Practical Considerations for Companies
CARB is moving rapidly to develop a formal regulatory proposal, as well as accompanying guidance and reporting templates for GHG emissions. With the trial court’s denial of a preliminary injunction, in-scope companies should prepare for California reporting compliance. CARB has actively enforced compliance with its existing Mandatory Reporting of Greenhouse Gas Emissions (MRR) program for large emitters, including assessing financial penalties for late or incomplete reporting in the tens or hundreds of thousands of dollars.
- Assess applicability with new definitions: US companies that cross the $500M revenue threshold should assess whether they and their subsidiaries are in scope using CARB’s updated definitions (noting that multiple subsidiaries may be in scope and subject to fees, even if electing consolidated reporting), and review CARB’s preliminary entity list when available.
- Plan reporting approach for SB 261: Entities without an existing TCFD, IFRS or equivalent disclosure should conduct a gap analysis, choose a framework, and prepare to report on their climate-related governance, strategy, risk management practices, and metrics by January 1, 2026. Those with existing reporting under applicable standards should review it for compliance with CARB’s draft disclosure requirements, particularly the requirement to discuss any gaps.
- Engage with assurance providers for SB 253: Companies new to assured emissions will need to engage assurance providers. Those with existing assurance for Scope 1 and 2 emissions should confirm their arrangements will align with CARB’s proposals, including regarding independence and accreditation standards, and assess the internal timelines needed to meet a June 30, 2026 deadline to complete assurance and reporting.

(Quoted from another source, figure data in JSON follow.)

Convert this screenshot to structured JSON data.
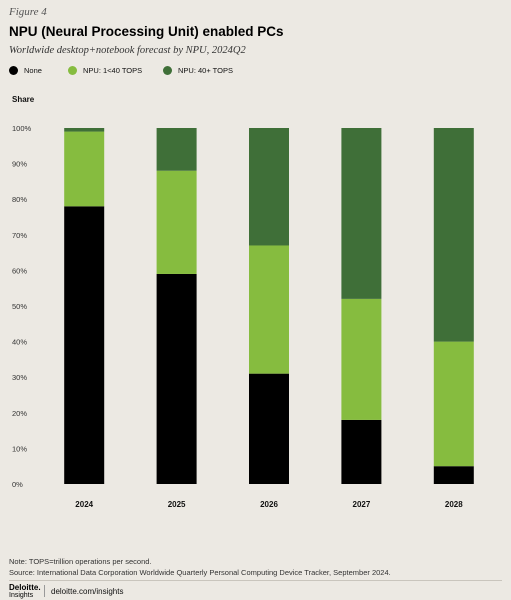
{
  "figure_label": "Figure 4",
  "title": "NPU (Neural Processing Unit) enabled PCs",
  "subtitle": "Worldwide desktop+notebook forecast by NPU, 2024Q2",
  "legend": [
    {
      "label": "None",
      "color": "#000000"
    },
    {
      "label": "NPU: 1<40 TOPS",
      "color": "#86bc3f"
    },
    {
      "label": "NPU: 40+ TOPS",
      "color": "#3f6f38"
    }
  ],
  "footnote": {
    "note": "Note: TOPS=trillion operations per second.",
    "source": "Source: International Data Corporation Worldwide Quarterly Personal Computing Device Tracker, September 2024."
  },
  "brand": {
    "name": "Deloitte.",
    "sub": "Insights",
    "url": "deloitte.com/insights"
  },
  "chart_data": {
    "type": "bar",
    "stacked": true,
    "ylabel": "Share",
    "xlabel": "",
    "ylim": [
      0,
      100
    ],
    "yticks": [
      "0%",
      "10%",
      "20%",
      "30%",
      "40%",
      "50%",
      "60%",
      "70%",
      "80%",
      "90%",
      "100%"
    ],
    "grid": false,
    "legend_position": "top",
    "categories": [
      "2024",
      "2025",
      "2026",
      "2027",
      "2028"
    ],
    "series": [
      {
        "name": "None",
        "color": "#000000",
        "values": [
          78,
          59,
          31,
          18,
          5
        ]
      },
      {
        "name": "NPU: 1<40 TOPS",
        "color": "#86bc3f",
        "values": [
          21,
          29,
          36,
          34,
          35
        ]
      },
      {
        "name": "NPU: 40+ TOPS",
        "color": "#3f6f38",
        "values": [
          1,
          12,
          33,
          48,
          60
        ]
      }
    ]
  }
}
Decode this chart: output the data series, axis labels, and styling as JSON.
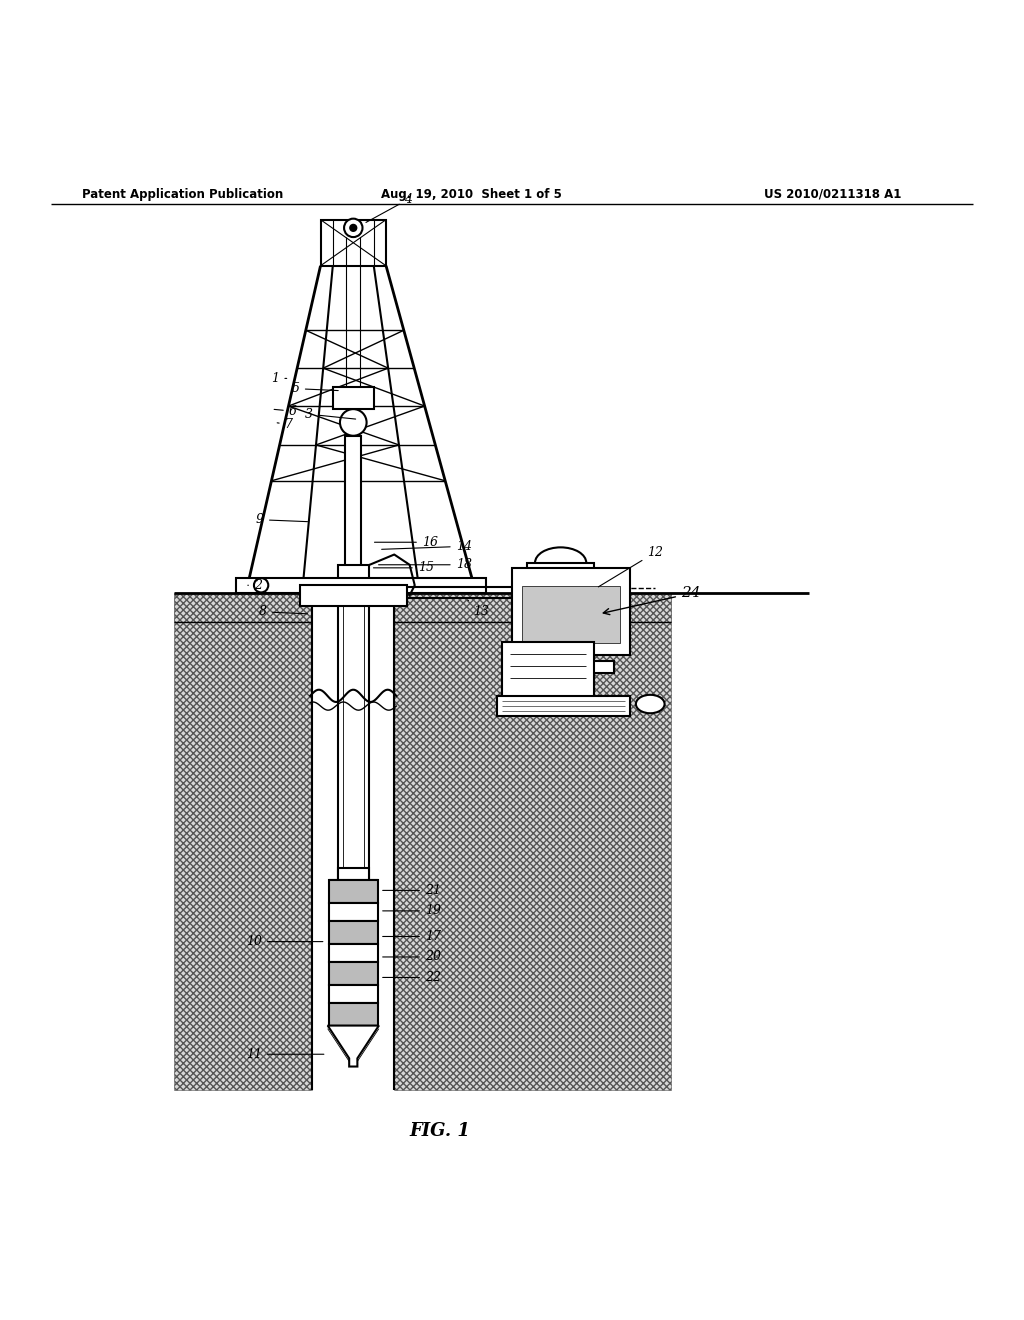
{
  "bg_color": "#ffffff",
  "line_color": "#000000",
  "header_left": "Patent Application Publication",
  "header_center": "Aug. 19, 2010  Sheet 1 of 5",
  "header_right": "US 2010/0211318 A1",
  "figure_label": "FIG. 1"
}
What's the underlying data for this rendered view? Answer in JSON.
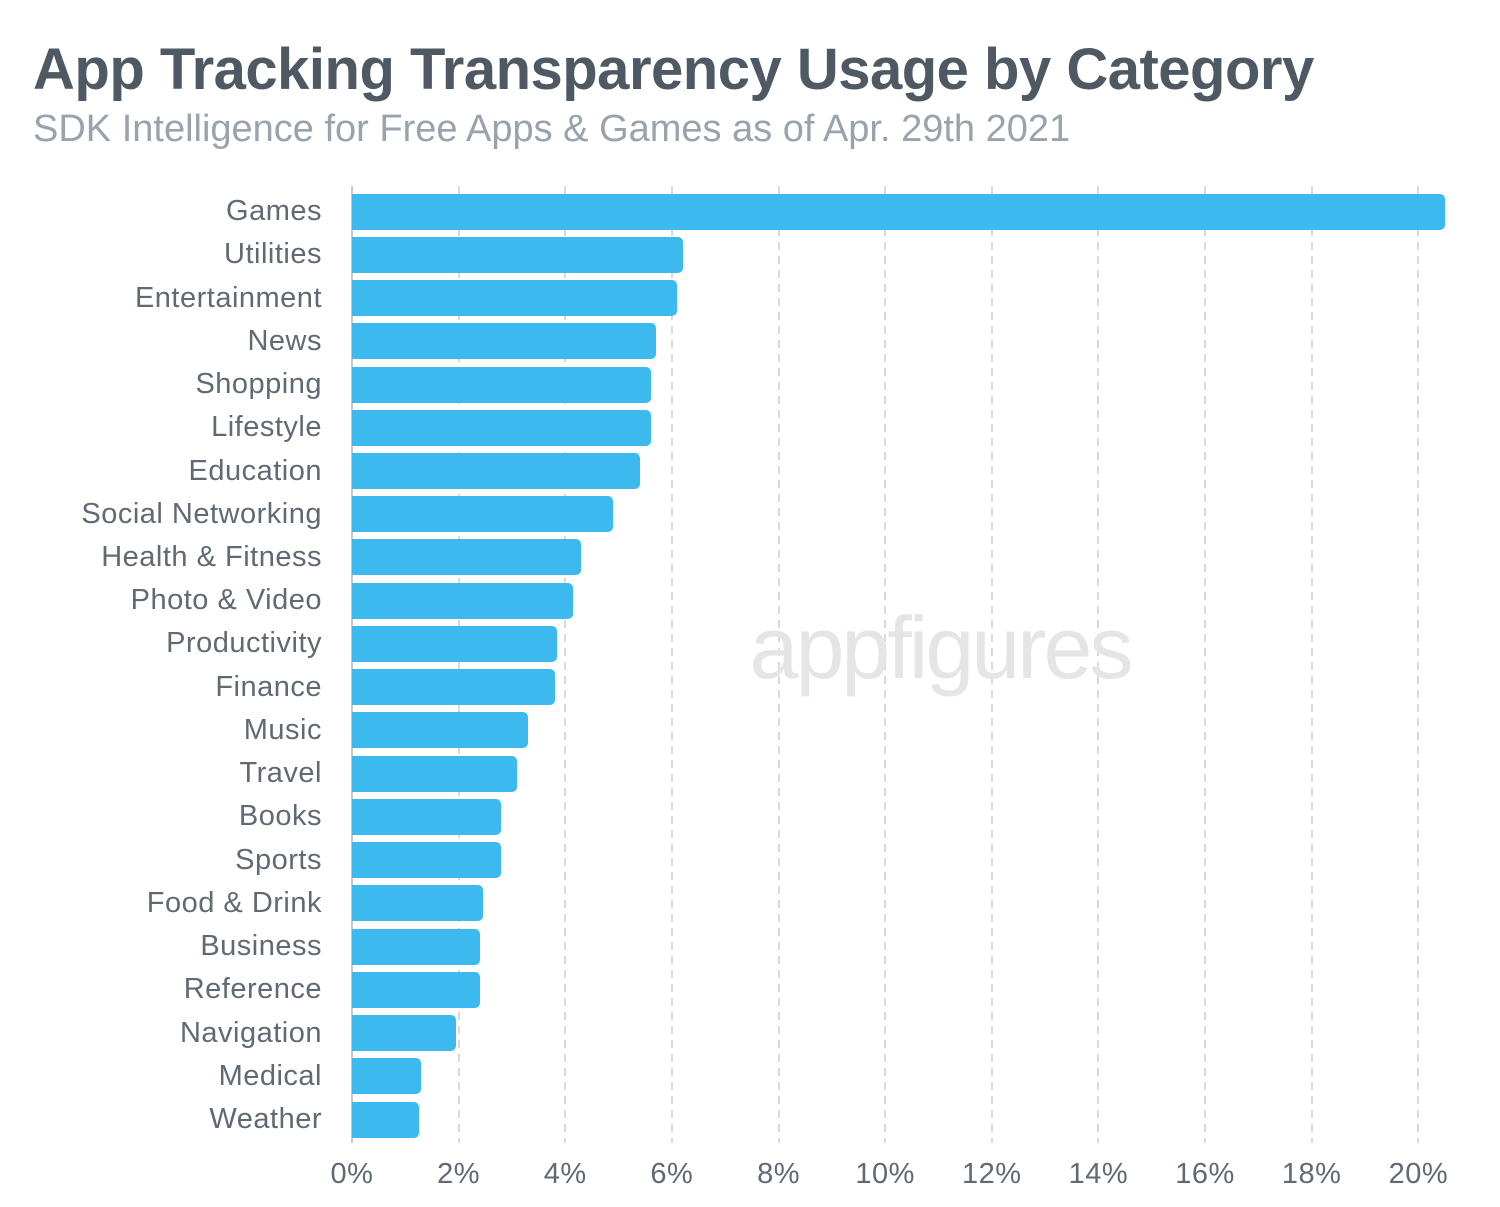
{
  "header": {
    "title": "App Tracking Transparency Usage by Category",
    "subtitle": "SDK Intelligence for Free Apps & Games as of Apr. 29th 2021"
  },
  "watermark": "appfigures",
  "colors": {
    "bar": "#3cbaf0",
    "title_text": "#4f5963",
    "subtitle_text": "#99a3ad",
    "label_text": "#606a74",
    "gridline": "#d8dadc",
    "axis_line": "#c6cacd",
    "watermark_text": "#e4e5e7",
    "background": "#ffffff"
  },
  "chart_data": {
    "type": "bar",
    "orientation": "horizontal",
    "title": "App Tracking Transparency Usage by Category",
    "subtitle": "SDK Intelligence for Free Apps & Games as of Apr. 29th 2021",
    "categories": [
      "Games",
      "Utilities",
      "Entertainment",
      "News",
      "Shopping",
      "Lifestyle",
      "Education",
      "Social Networking",
      "Health & Fitness",
      "Photo & Video",
      "Productivity",
      "Finance",
      "Music",
      "Travel",
      "Books",
      "Sports",
      "Food & Drink",
      "Business",
      "Reference",
      "Navigation",
      "Medical",
      "Weather"
    ],
    "values": [
      20.5,
      6.2,
      6.1,
      5.7,
      5.6,
      5.6,
      5.4,
      4.9,
      4.3,
      4.15,
      3.85,
      3.8,
      3.3,
      3.1,
      2.8,
      2.8,
      2.45,
      2.4,
      2.4,
      1.95,
      1.3,
      1.25
    ],
    "value_unit": "%",
    "xlabel": "",
    "ylabel": "",
    "xlim": [
      0,
      20.8
    ],
    "x_tick_step": 2,
    "x_ticks": [
      "0%",
      "2%",
      "4%",
      "6%",
      "8%",
      "10%",
      "12%",
      "14%",
      "16%",
      "18%",
      "20%"
    ],
    "grid": "vertical-dashed",
    "legend": "none",
    "sort": "descending",
    "bars_labeled": false
  }
}
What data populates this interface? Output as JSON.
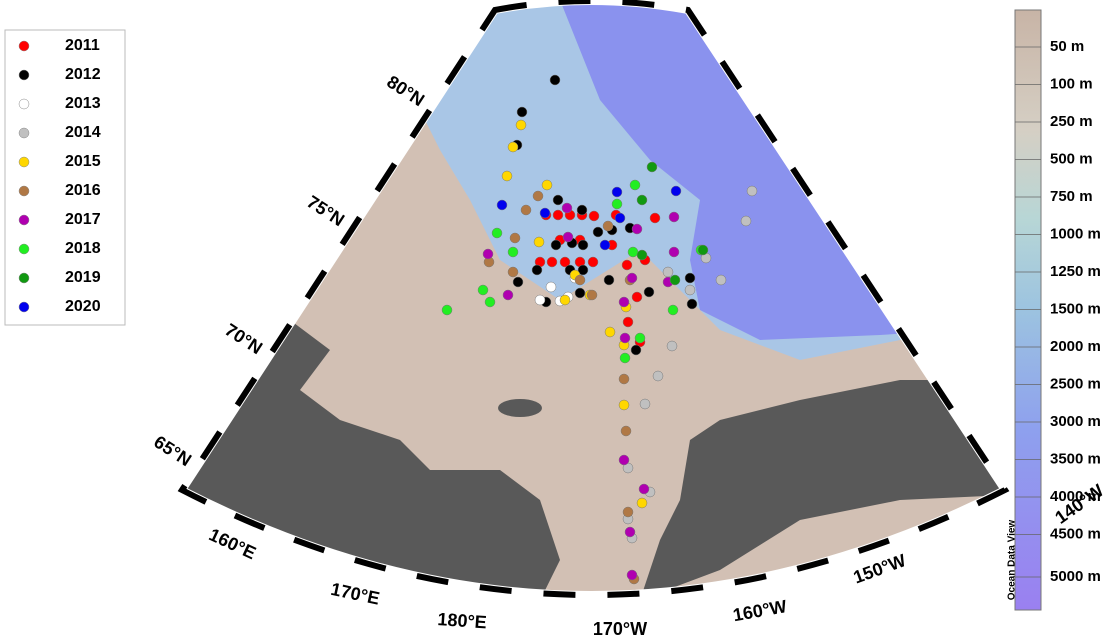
{
  "legend": {
    "items": [
      {
        "label": "2011",
        "color": "#ff0000"
      },
      {
        "label": "2012",
        "color": "#000000"
      },
      {
        "label": "2013",
        "color": "#ffffff"
      },
      {
        "label": "2014",
        "color": "#c0c0c0"
      },
      {
        "label": "2015",
        "color": "#ffd700"
      },
      {
        "label": "2016",
        "color": "#b07845"
      },
      {
        "label": "2017",
        "color": "#b000b0"
      },
      {
        "label": "2018",
        "color": "#22ee22"
      },
      {
        "label": "2019",
        "color": "#119911"
      },
      {
        "label": "2020",
        "color": "#0000ee"
      }
    ]
  },
  "latitude_labels": [
    "80°N",
    "75°N",
    "70°N",
    "65°N"
  ],
  "longitude_labels": [
    "160°E",
    "170°E",
    "180°E",
    "170°W",
    "160°W",
    "150°W",
    "140°W"
  ],
  "colorbar": {
    "labels": [
      "50 m",
      "100 m",
      "250 m",
      "500 m",
      "750 m",
      "1000 m",
      "1250 m",
      "1500 m",
      "2000 m",
      "2500 m",
      "3000 m",
      "3500 m",
      "4000 m",
      "4500 m",
      "5000 m"
    ],
    "credit": "Ocean Data View"
  }
}
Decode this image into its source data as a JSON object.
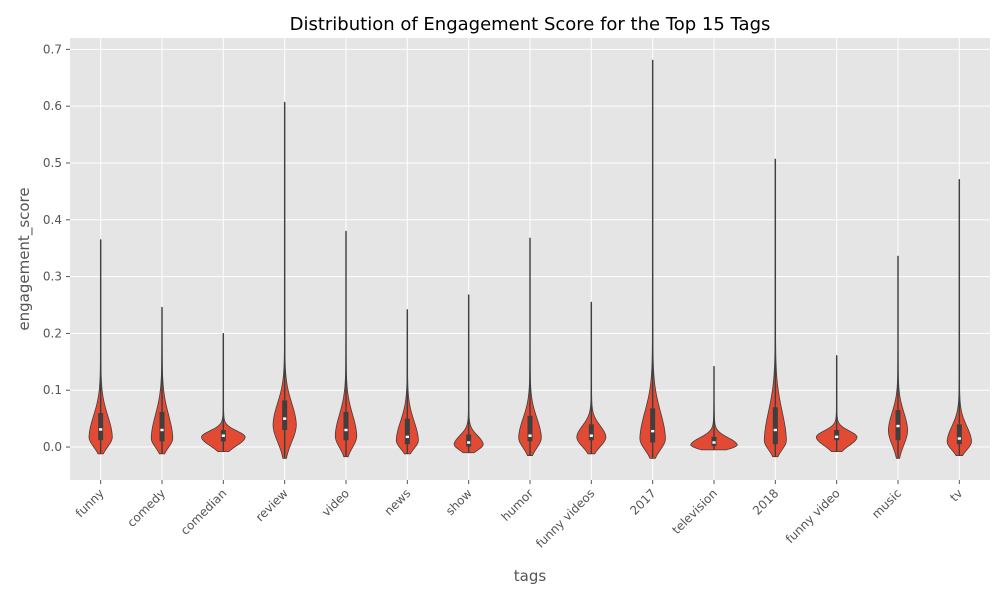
{
  "chart_data": {
    "type": "violin",
    "title": "Distribution of Engagement Score for the Top 15 Tags",
    "xlabel": "tags",
    "ylabel": "engagement_score",
    "ylim": [
      -0.058,
      0.72
    ],
    "yticks": [
      0.0,
      0.1,
      0.2,
      0.3,
      0.4,
      0.5,
      0.6,
      0.7
    ],
    "ytick_labels": [
      "0.0",
      "0.1",
      "0.2",
      "0.3",
      "0.4",
      "0.5",
      "0.6",
      "0.7"
    ],
    "grid": true,
    "legend": "none",
    "colors": {
      "violin": "#e24a33",
      "box": "#3f3f3f",
      "median": "#ffffff",
      "background": "#e5e5e5",
      "grid": "#ffffff"
    },
    "categories": [
      "funny",
      "comedy",
      "comedian",
      "review",
      "video",
      "news",
      "show",
      "humor",
      "funny videos",
      "2017",
      "television",
      "2018",
      "funny video",
      "music",
      "tv"
    ],
    "violins": [
      {
        "tag": "funny",
        "min": -0.012,
        "q1": 0.012,
        "median": 0.031,
        "q3": 0.06,
        "max": 0.365,
        "mode": 0.018,
        "peak_width": 0.4
      },
      {
        "tag": "comedy",
        "min": -0.012,
        "q1": 0.01,
        "median": 0.03,
        "q3": 0.062,
        "max": 0.246,
        "mode": 0.016,
        "peak_width": 0.37
      },
      {
        "tag": "comedian",
        "min": -0.008,
        "q1": 0.01,
        "median": 0.02,
        "q3": 0.03,
        "max": 0.2,
        "mode": 0.018,
        "peak_width": 0.75
      },
      {
        "tag": "review",
        "min": -0.02,
        "q1": 0.03,
        "median": 0.05,
        "q3": 0.082,
        "max": 0.607,
        "mode": 0.04,
        "peak_width": 0.4
      },
      {
        "tag": "video",
        "min": -0.017,
        "q1": 0.012,
        "median": 0.03,
        "q3": 0.062,
        "max": 0.38,
        "mode": 0.02,
        "peak_width": 0.37
      },
      {
        "tag": "news",
        "min": -0.012,
        "q1": 0.005,
        "median": 0.018,
        "q3": 0.05,
        "max": 0.242,
        "mode": 0.012,
        "peak_width": 0.38
      },
      {
        "tag": "show",
        "min": -0.01,
        "q1": 0.001,
        "median": 0.008,
        "q3": 0.022,
        "max": 0.268,
        "mode": 0.005,
        "peak_width": 0.5
      },
      {
        "tag": "humor",
        "min": -0.015,
        "q1": 0.01,
        "median": 0.02,
        "q3": 0.055,
        "max": 0.368,
        "mode": 0.017,
        "peak_width": 0.39
      },
      {
        "tag": "funny videos",
        "min": -0.012,
        "q1": 0.012,
        "median": 0.02,
        "q3": 0.04,
        "max": 0.255,
        "mode": 0.018,
        "peak_width": 0.5
      },
      {
        "tag": "2017",
        "min": -0.02,
        "q1": 0.008,
        "median": 0.028,
        "q3": 0.068,
        "max": 0.681,
        "mode": 0.015,
        "peak_width": 0.44
      },
      {
        "tag": "television",
        "min": -0.005,
        "q1": 0.002,
        "median": 0.008,
        "q3": 0.018,
        "max": 0.142,
        "mode": 0.004,
        "peak_width": 0.8
      },
      {
        "tag": "2018",
        "min": -0.017,
        "q1": 0.005,
        "median": 0.03,
        "q3": 0.07,
        "max": 0.507,
        "mode": 0.012,
        "peak_width": 0.38
      },
      {
        "tag": "funny video",
        "min": -0.008,
        "q1": 0.012,
        "median": 0.018,
        "q3": 0.03,
        "max": 0.161,
        "mode": 0.018,
        "peak_width": 0.7
      },
      {
        "tag": "music",
        "min": -0.02,
        "q1": 0.012,
        "median": 0.037,
        "q3": 0.065,
        "max": 0.336,
        "mode": 0.03,
        "peak_width": 0.33
      },
      {
        "tag": "tv",
        "min": -0.015,
        "q1": 0.005,
        "median": 0.015,
        "q3": 0.04,
        "max": 0.471,
        "mode": 0.01,
        "peak_width": 0.42
      }
    ]
  }
}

- Coordinate with global reporting obligations: Global organizations subject to current or upcoming sustainability reporting requirements in multiple jurisdictions (e.g. UK, Europe, Mexico, Australia, Hong Kong, etc.) should aim for consistency in their reporting and seek efficiencies wherever possible.
- Engage with CARB: Companies should review CARB’s proposals and consider engaging with CARB’s regulatory process directly or through trade associations, as critical definitions and deadlines are being drafted rapidly.
- Build a record of good faith: Given the continuing regulatory uncertainty, companies should aim to build a record that demonstrates their efforts to comply, even if data or methodologies are still evolving.
[1] The Recommendations of the Task Force on Climate Related Financial Disclosures (TCFD) and the International Financial Reporting Standards Sustainability Disclosure Standards (IFRS), as issued by the International Sustainability Standards Board (ISSB). SB 261 also offers the option of using a report pursuant to requirements issued by any regulated exchange, national government, or other governmental entity, if “consistent” with TCFD.